Place 1-2 seeds in a 15cm container filled with potting soil and place containers on the kitchen windowsill. Keep soil moist but not soggy. Harvest mint leaves at any size by pinching off stems. Harvest leaves just before the plant blooms for the best flavor. Snip off the top half of a mature plant to keep it producing new leaves. 
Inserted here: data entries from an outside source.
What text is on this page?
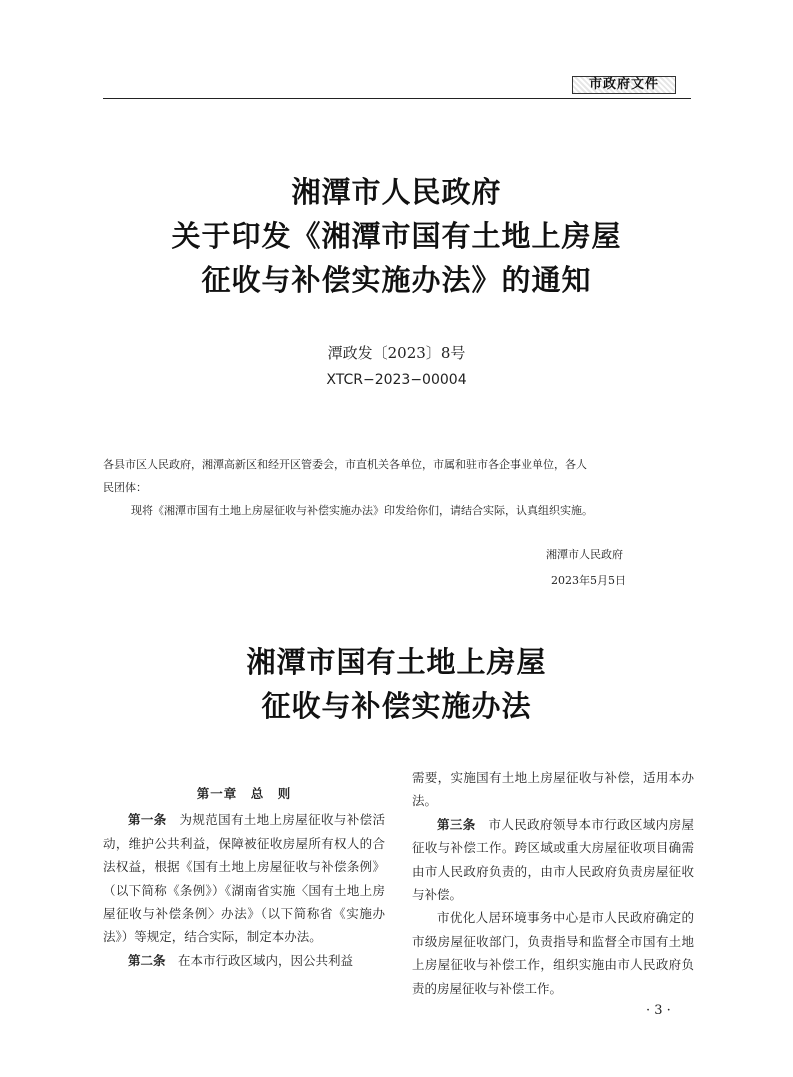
市政府文件
湘潭市人民政府
关于印发《湘潭市国有土地上房屋
征收与补偿实施办法》的通知
潭政发〔2023〕8号
XTCR−2023−00004
各县市区人民政府，湘潭高新区和经开区管委会，市直机关各单位，市属和驻市各企事业单位，各人
民团体：
现将《湘潭市国有土地上房屋征收与补偿实施办法》印发给你们，请结合实际，认真组织实施。
湘潭市人民政府
2023年5月5日
湘潭市国有土地上房屋
征收与补偿实施办法

第一章　总　则

第一条　为规范国有土地上房屋征收与补偿活动，维护公共利益，保障被征收房屋所有权人的合法权益，根据《国有土地上房屋征收与补偿条例》（以下简称《条例》）《湖南省实施〈国有土地上房屋征收与补偿条例〉办法》（以下简称省《实施办法》）等规定，结合实际，制定本办法。

第二条　在本市行政区域内，因公共利益

需要，实施国有土地上房屋征收与补偿，适用本办法。

第三条　市人民政府领导本市行政区域内房屋征收与补偿工作。跨区域或重大房屋征收项目确需由市人民政府负责的，由市人民政府负责房屋征收与补偿。

市优化人居环境事务中心是市人民政府确定的市级房屋征收部门，负责指导和监督全市国有土地上房屋征收与补偿工作，组织实施由市人民政府负责的房屋征收与补偿工作。

· 3 ·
Mint helps soothe digestive issues, freshens breath, reduces inflammation in the body, and boosts the immune system. 

Parsley

parsley triple curl

Parsley is a versatile culinary herb that's easy to grow in a container. After a meal, chewing parsley will freshen breath, and parsley is also used in recipes to add a boost of flavor. 

Parsley seeds are encased in a tough outer shell, and seeds must be soaked before planting to encourage germination. 

Mix a few drops of dishwashing liquid in a cup of warm water and stir to mix thoroughly. Place parsley seeds in the warm water and let them soak for 1-hour. 

After the 1-hour soak, drain water and rinse seeds with warm water to remove all traces of soap. Now place seeds in a fresh bowl of water and soak for 24-hours. Drain seeds at the end of 24-hours and spread them out on paper toweling to dry. The parsley seeds will be ready to plant once they are dry. 

Plant prepared seeds in a 15cm container of potting soil. Keep soil moist. Parsley does not like direct sunlight and grows best in a bright room or in an east-facing window where the plant will only receive the morning sunlight. 

Parsley is an excellent source of vitamin K and promotes bone and heart health. 

Sage

sage

Sage is an easy to grow kitchen windowsill herb that is used for culinary uses, medicinal purposes, and as an attractive, fragrant houseplant. 

There are many varieties of sage, with garden sage being the most common type. Garden sage has silvery-green leaves and is excellent for adding flavor to recipes and making herbal tea. 

Sage seeds are unpredictable and don't always germinate well. Start with 2-3 times more seeds than you want to help ensure a good plant yield. Plant 2-3 seeds in an 8-inch container and place it in a warm, bright location. Keep soil moist at all times, and viable seeds will germinate within three weeks. 

Sage is a sun lover and requires 6-8 hours of direct sunlight each day, so placing container-grown sage under a grow light may be needed to keep the plant healthy. Sage also loves humidity and will need to be misted daily, raised in a grouping with other container plants, or placed in a pebble tray of water. 

Sage is loaded with antioxidants, reduces blood sugar and bad cholesterol, promotes oral health, and helps protect against cancer.